Linnod advirtió que el hombre dejó de tratarle de usted para pasar a ser más autoritario y a considerarle un súbdito.

Linnod se quedó pensando. Algo extraño pasaba en todo aquello, nunca esperó volver a oir nombrar al rey, y de pronto Anthios vino a su mente. Anthios era la capital del reino de mismo nombre. Montones de recuerdos se agolparon en su cabeza. Nunca había pasado por su cabeza volver a Anthios, pero aquella inesperada visita le había hecho pensar. Pronto se quedaría sin comida, tendría que ir a algún pueblo pronto de todos modos. Pero desconocía cual era el propósito del rey al convocarlo, y eso le daba miedo.
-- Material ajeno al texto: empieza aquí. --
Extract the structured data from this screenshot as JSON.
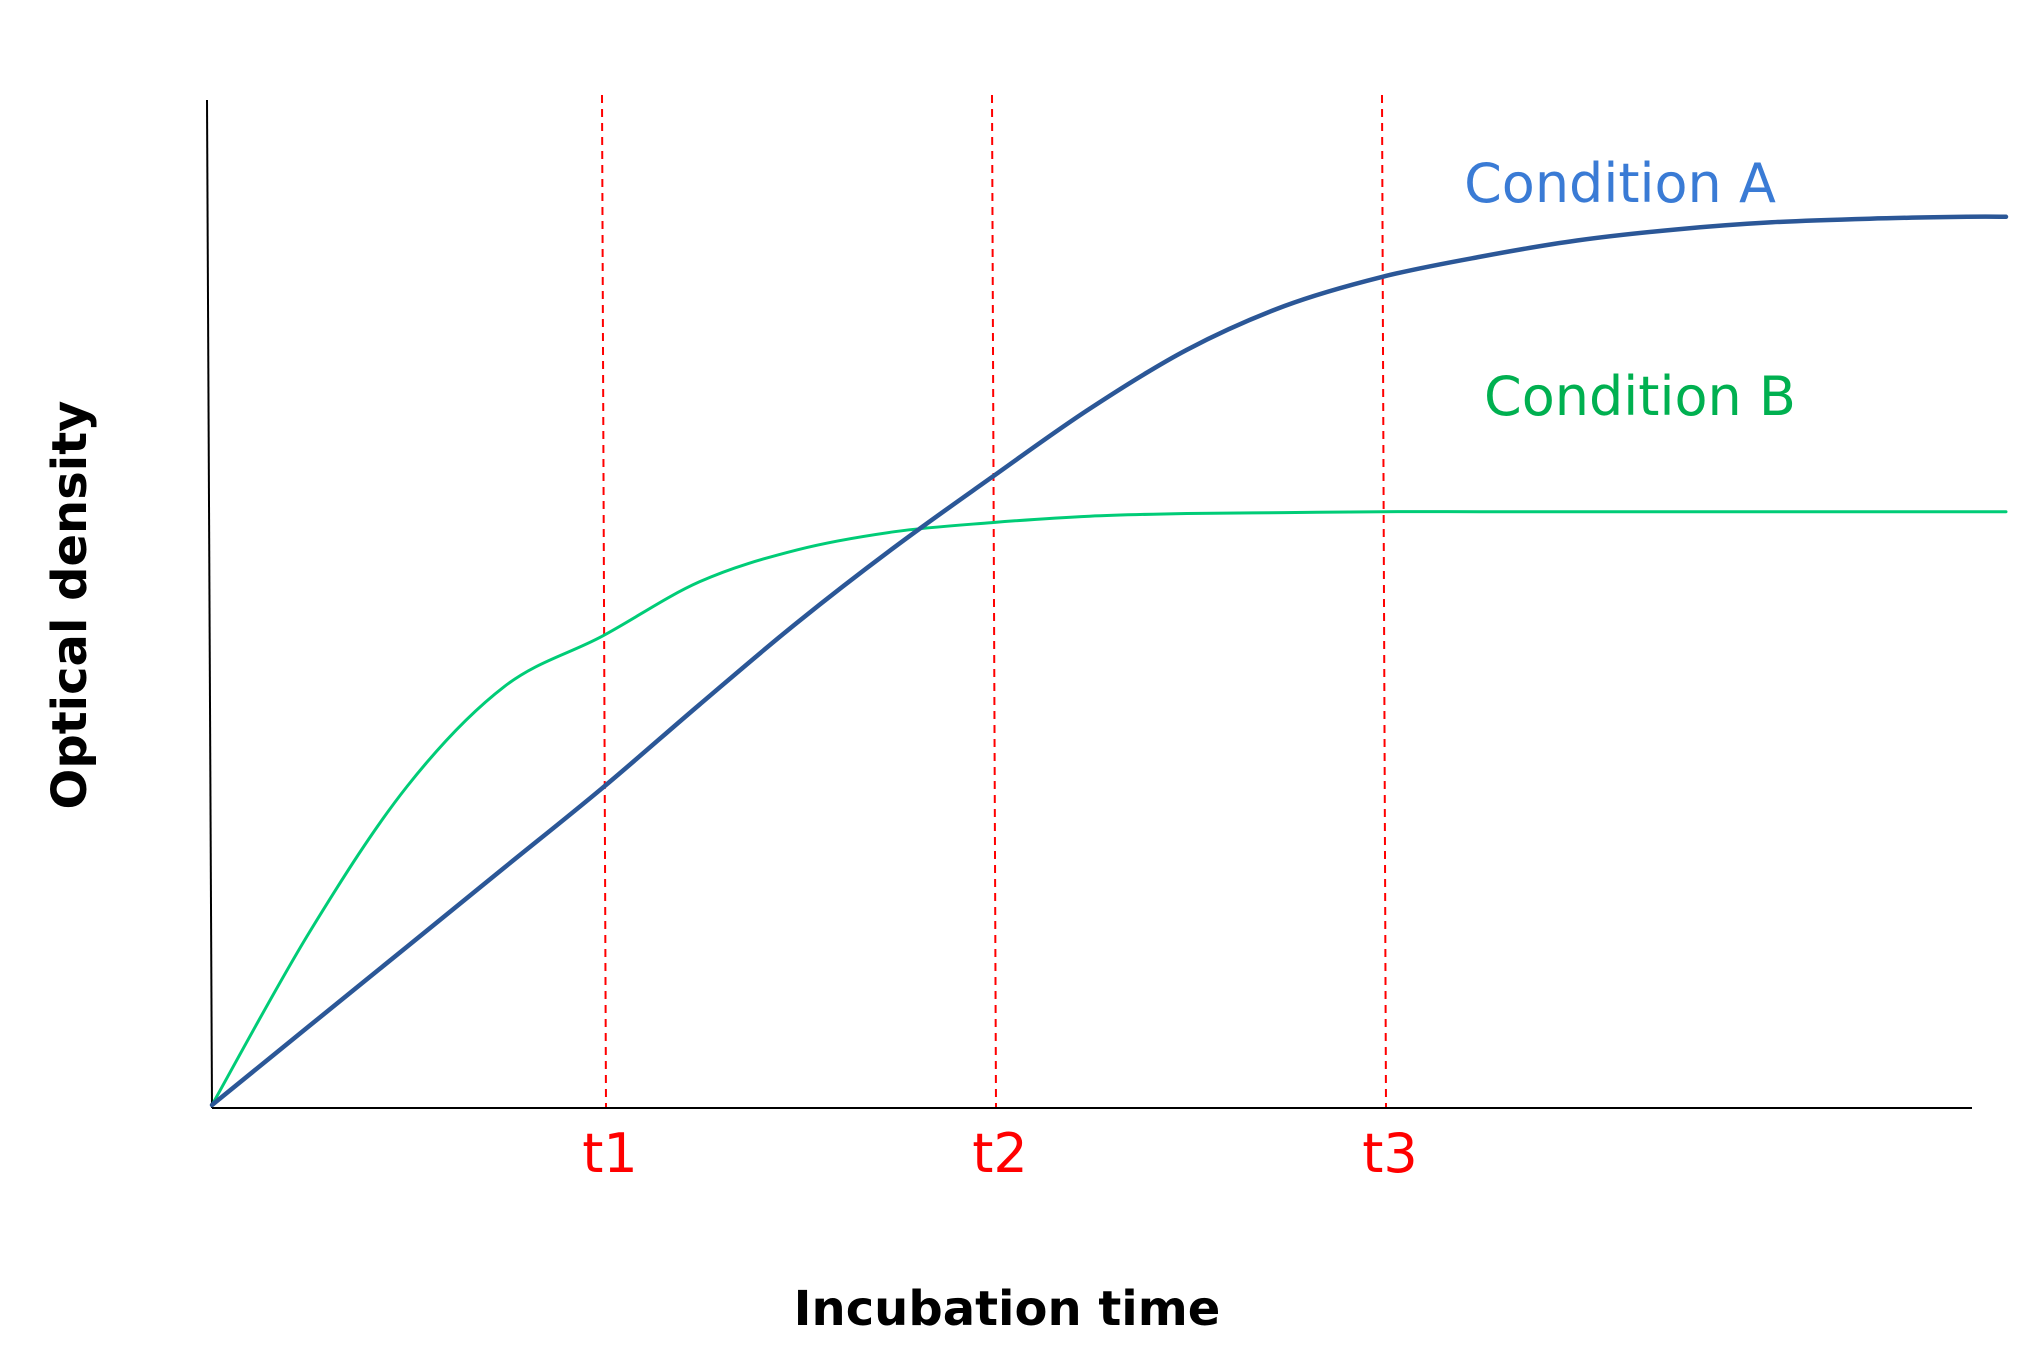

El rey Kaenor había influído en la vida de Linnod hasta el punto de controlarla. Infaustos recuerdos le traía a Linnod el nombre del rey, apartado hacía diez años al más oscuro lugar de su mente, donde no pudiese hacerle daño. Pero en unos minutos su dura pero apacible vida había tomado un sentido que Linnod no deseaba, no deseaba volver a Anthios y no deseaba ver a Kaenor. Pero no tenía opciones, era eso o esperar unas lluvias que nunca llegarían, para poder abastecerse y comerciar.

Decidió hacer lo que el jinete le dijo. Entró en la casa y cogió algunos víveres que tenía guardados. Se colgó a la espalda su pequeño macuto y cogió una daga en su vaina y se la puso en el cinto. Se puso una capa marrón desgastada por la edad y el uso. Se dirigió al establo y ensilló a Sariel. Sariel era su caballo más joven y fornido. Linnod miró a Habor fijamente. El viejo caballo le devolvió la mirada tristemente, como sabiendo lo que iba a ocurrir. Cuando hubo acabado con Sariel desató a Habor y lo sacó por la parte trasera del establo.

- No puedo llevarte conmigo, amigo. Y no sé cuando regresaré. Así que es mejor que vivas libre lo que te quede de vida- le dijo Linnod

- Sabes que me duele hacer esto, pero no tengo alternativas-

El caballo parecía entender lo que su amo le decía. Le miró con sus viejos ojos y cansinamente comenzó a alejarse entre los árboles, mirando atrás cada poco, esperando un arrepentimiento de Linnod. Pero éste no llegó, y Habor se alejó despacio hasta que se perdió en el bosque. Linnod se secó los ojos húmedos y volvió al establo. Se subió en Sariel y salió despacio. El jinete seguía en el mismo lugar donde lo había dejado. Linnod no pudo evitar volver la cabeza, como acababa de hacer Habor, para observar aquella casa que se quedaba vacía. Por un momento pensó en retroceder e ir a buscar a su caballo, hacer caso omiso del jinete y seguir con su vida. Pero no lo hizo. Aquellos segundos de duda, y su decisión posterior serían claves en el desarrollo de su vida a partir de entonces. El jinete comenzó la marcha. Linnod le siguió a un par de metros. A medida que se alejaban y los secos robles del borde del camino iban ocultando la cada vez más distante casa, se sentía más apesadumbrado. Sabía que comenzaba un viaje hacia un lugar que añoraba y a la vez temía, un viaje con un propósito incierto y pocas esperanzas de encontrarse con nada positivo. Lo que no sabía era que aquella vez fue la última que vio su hogar, la última que vio a Habor y aquellos los últimos pasos que daba en el valle de Taenir. Perdieron de vista la casa y comenzaron a ascender. Llegaron a la cima de la colina que delimitaba el valle. Descendieron con paso rápido y cogieron el camino principal que unía todos los pueblos con la capital. Tres jornadas de viaje les quedaban por delante hasta llegar a Anthios. El jinete giró la cabeza y miró a Linnod. Acto seguido hizo un gesto y apretó el paso. Linnod azuzó a Sariel y se colocó a pocos centímetros del jinete. El Sol comenzaba a declinar cuando cogieron una bifurcación más ancha, un camino que Linnod había echo a la inversa diez años atrás, un camino que llevaba directamente al trono del rey que había destrozado su vida.